RFR [15] 6394757: rev2: AbstractSet.removeAll semantics are surprisingly dependent on relative sizes

Sat May 9 02:32:48 UTC 2020

I believe I can agree with you on a number of points.

	• The specification is confusing.
	• The problem areas involve the “membership contract”.
	• There may have been some intent initially to support multiple membership semantics (this was new to me).
	• There are inconsistencies in the specification (but we may disagree on where the inconsistencies are).

You say:

    It's also somewhat odd to say that some collection implementations are conforming whereas others aren't.

Yes, it is odd, but I would say that the design is odd, and it is odd by choice.

Here’s the situation:

You have an abstract class or interface A and a concrete class C. The specification of class C depends upon certain parameters, such as the implementation of an abstract method or the choice of a type parameter or the choice of a constructor parameter. Some uses of C produce a specification that is consistent with the specification of A, but others produce specifications that are inconsistent with the specification of A.

As the designer of A and C, you have to make a choice:

	• C does not extend or implement A. This choice makes the question of conformance moot. Even if a particular instance of C conforms to the specification of A, the type system prevents it from being used as an A. (I’m ignoring the extra complexity that arises if A is an interface and someone creates a subclass of C that implements A.)
	• Define C to extend or implement A. This choice allows any instance of C to be used as an A, even the ones that do not conform to the specification of A.

The first choice avoids all of the problems we have been discussing, but it rules out cases that have no problems with non-conformance. Presumably on the grounds of greater utility, the designers of the Collection framework (or their successors) chose the second option for several concrete classes (the ones we have been discussing). Recognizing the issue of non-conformance, they chose to document it (often using bold type). Documentation is the best they could do given that it is not possible in general to detect improper use of non-conforming objects either at compile time or at run time.

If you believe that the possibility of non-conforming instances is inherently inconsistent and inconsistency must be fixed, then the only options are to remove the inheritance link or to weaken A so that C always conforms to A. I’m not sure that either option is practical in this case.

You quote the specification:

    The behavior of a sorted set is well-defined even if its ordering is inconsistent with equals; it just fails to obey the general contract of the Set interface.

This is exactly the case above, with A=Set and C=TreeSet.

(Actually, as the specification of TreeSet does not change the specifications of the basic methods in any significant way, it would more accurate to say that the TreeSet implementation does not conform to the TreeSet specification. That is certainly inconsistent, but it could be fixed by changing the specification of TreeSet, as you implied.)

You say:

    The issue of membership semantics is part of the original design.

I agree, but only to the point of identifying inconsistent membership semantics as a source of non-conformance. What is not part of the original design is allowing a broader range of membership semantics to be conformant, which I assume is what you want.

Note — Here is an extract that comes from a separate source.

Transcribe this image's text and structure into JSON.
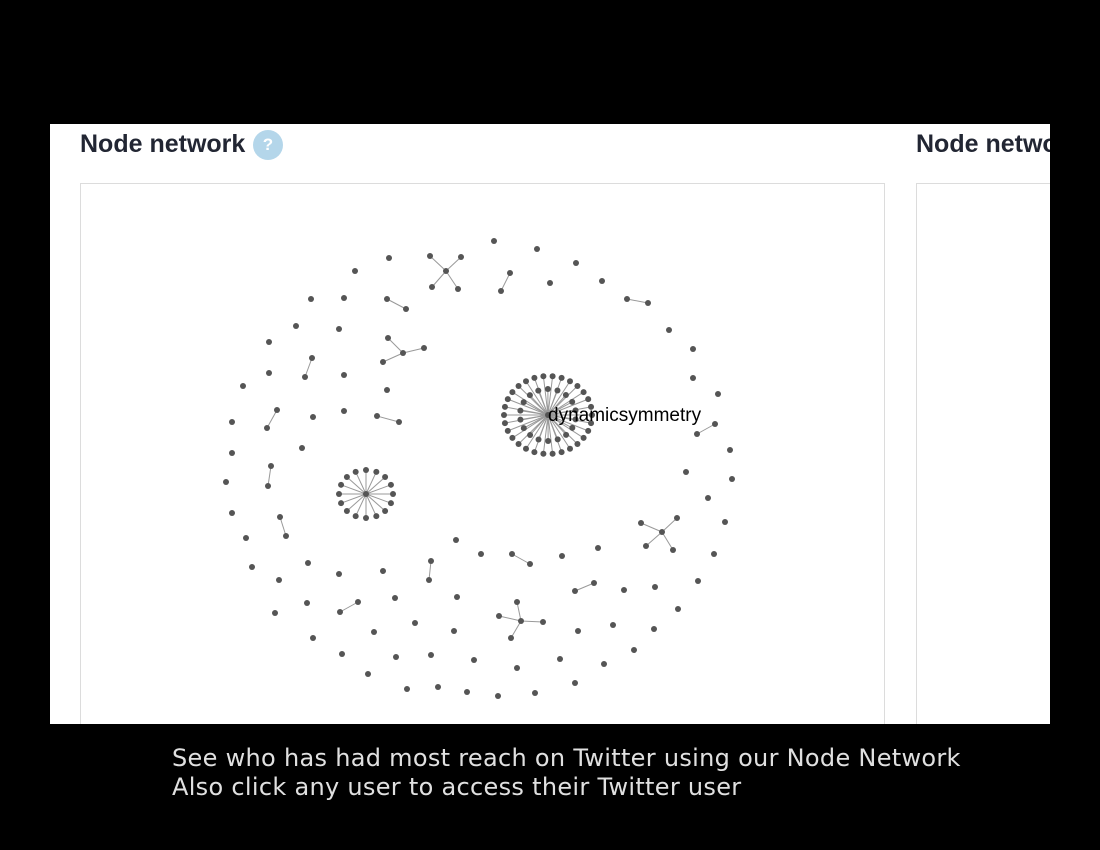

Another point of disagreement involves the specification of membership, especially in the case of Set, which I believe is where the problems arise.

I’m not completely sure what you are thinking, but it sounds like you believe that membership is defined by the implementation of the contains() method. I believe that is incorrect (i.e., not implied by the current specification).

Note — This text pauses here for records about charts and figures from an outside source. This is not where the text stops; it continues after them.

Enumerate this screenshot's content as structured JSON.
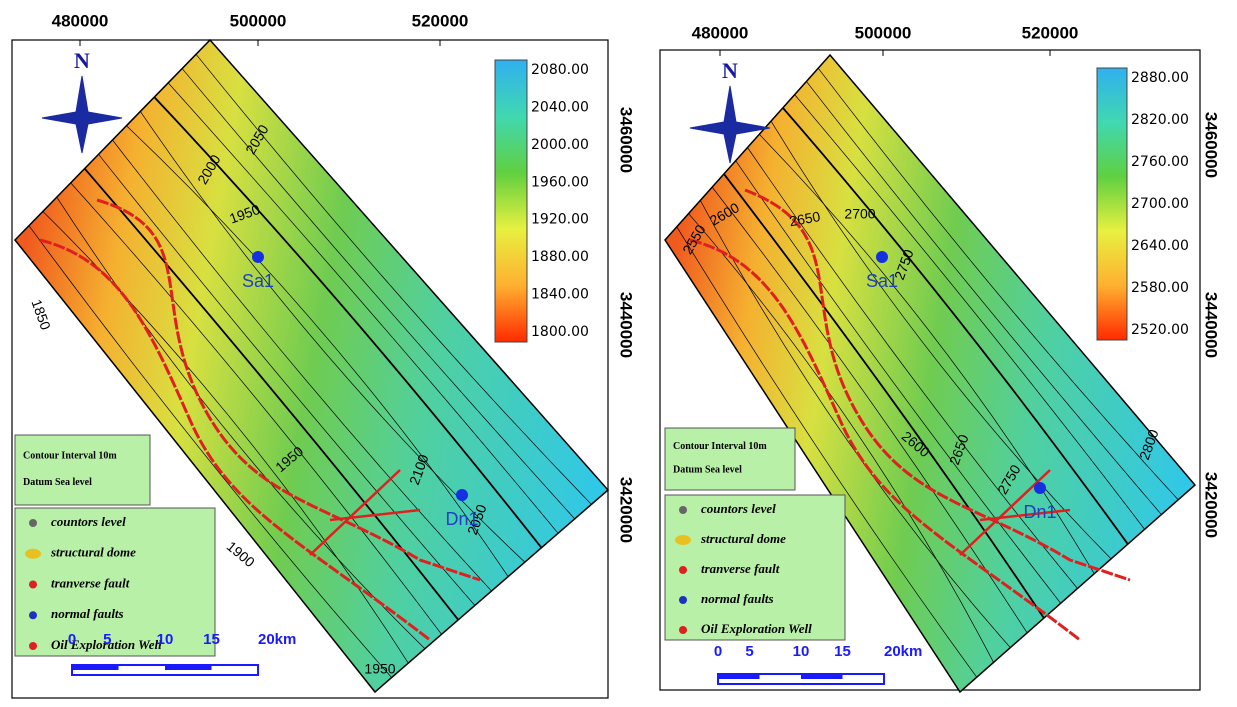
{
  "maps": [
    {
      "north": "N",
      "x_axis_labels": [
        "480000",
        "500000",
        "520000"
      ],
      "y_axis_labels": [
        "3460000",
        "3440000",
        "3420000"
      ],
      "colorbar_labels": [
        "2080.00",
        "2040.00",
        "2000.00",
        "1960.00",
        "1920.00",
        "1880.00",
        "1840.00",
        "1800.00"
      ],
      "contour_labels": [
        "2050",
        "2000",
        "1950",
        "1850",
        "1900",
        "2100",
        "2050",
        "1950",
        "1950"
      ],
      "wells": [
        "Sa1",
        "Dn1"
      ],
      "info": [
        "Contour Interval 10m",
        "Datum   Sea level"
      ],
      "legend": [
        "countors level",
        "structural dome",
        "tranverse fault",
        "normal faults",
        "Oil Exploration Well"
      ],
      "scale": [
        "0",
        "5",
        "10",
        "15",
        "20km"
      ]
    },
    {
      "north": "N",
      "x_axis_labels": [
        "480000",
        "500000",
        "520000"
      ],
      "y_axis_labels": [
        "3460000",
        "3440000",
        "3420000"
      ],
      "colorbar_labels": [
        "2880.00",
        "2820.00",
        "2760.00",
        "2700.00",
        "2640.00",
        "2580.00",
        "2520.00"
      ],
      "contour_labels": [
        "2600",
        "2650",
        "2700",
        "2750",
        "2550",
        "2600",
        "2650",
        "2750",
        "2800"
      ],
      "wells": [
        "Sa1",
        "Dn1"
      ],
      "info": [
        "Contour Interval 10m",
        "Datum   Sea level"
      ],
      "legend": [
        "countors level",
        "structural dome",
        "tranverse fault",
        "normal faults",
        "Oil Exploration Well"
      ],
      "scale": [
        "0",
        "5",
        "10",
        "15",
        "20km"
      ]
    }
  ]
}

When I read the specification of Set, the only way I can make sense of it is that the specification of Set is defined in terms of mathematical sets.

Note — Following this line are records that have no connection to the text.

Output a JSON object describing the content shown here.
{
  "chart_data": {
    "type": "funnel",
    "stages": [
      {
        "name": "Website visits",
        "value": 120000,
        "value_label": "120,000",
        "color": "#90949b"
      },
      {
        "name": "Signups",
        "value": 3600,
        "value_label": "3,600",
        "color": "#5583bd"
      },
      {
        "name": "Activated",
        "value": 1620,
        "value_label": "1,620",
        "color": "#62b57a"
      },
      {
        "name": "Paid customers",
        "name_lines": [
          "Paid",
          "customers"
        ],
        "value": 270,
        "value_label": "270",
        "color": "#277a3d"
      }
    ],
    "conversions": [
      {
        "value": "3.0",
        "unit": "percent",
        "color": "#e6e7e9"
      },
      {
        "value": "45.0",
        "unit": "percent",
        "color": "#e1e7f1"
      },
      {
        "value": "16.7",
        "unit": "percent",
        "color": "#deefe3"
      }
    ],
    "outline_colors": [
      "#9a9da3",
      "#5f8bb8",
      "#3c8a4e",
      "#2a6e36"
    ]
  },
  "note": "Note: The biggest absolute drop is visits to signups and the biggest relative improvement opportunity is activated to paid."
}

Consider the “more formal” definition of contains():

    More formally, returns true if and only if this set contains an element e such that Objects.equals(o, e).

Clearly, it would make no sense to define the contains() method in terms of itself. But it does make sense to say that the current state of a Set is a mathematical set of instances such that no pair of instances returns true from e1.equals(e2). I believe that is what the specification is trying to say, however imperfectly.

So, rather that *defining* set membership, the contains() method *reveals* it.

Other methods also reveal set membership, such as the iterator, or compute values that depend upon set membership, such as size() and hashCode(). They are defined in terms of “the elements of the set”, i.e., the mathematical set of instances that satisfies the equals rule.

The add() method specification also depends upon set membership, and it has the interesting property that it is defined to add at most one element to the (mathematical) set of instances.

The non-conforming sets are non-conforming in these basic operations: add(), size(), iterator(), as well as operations derived from those basic operations, such as hashCode().

Consider the classic example, a TreeSet of Strings that is case-insensitive. If I add one string “hello” to an empty TreeSet, how many elements does it contain? The specification of add() says one. The size() method returns one. The iterator returns one element. But the contains() method returns true for multiple non-equal objects. Oops.

In other words, a case-insensitive TreeSet does not conform to the specification of Collection or Set (or even TreeSet, but that could be fixed).

What I conclude from this exercise:

	• As set membership is not defined by the implementation of the contains() method, the problematic removeAll() implementation is not broken just because it does not call contains() on the argument. Using iteration, hashCode() and equals() is a valid alternative, according to the current specification of Collection and Set.
	• The problems of non-conforming collections are larger than you think. It is *not* the case that all of the basic axioms still apply.
	• This history of the design is not required to understand how a comparator that is inconsistent with equals() leads to non-conformance.
	• If you are proposing to define set membership programmatically in terms of the implementation of the contains() method, that would be a very large change indeed. I would want to evaluate the complete solution before evaluating individual changes.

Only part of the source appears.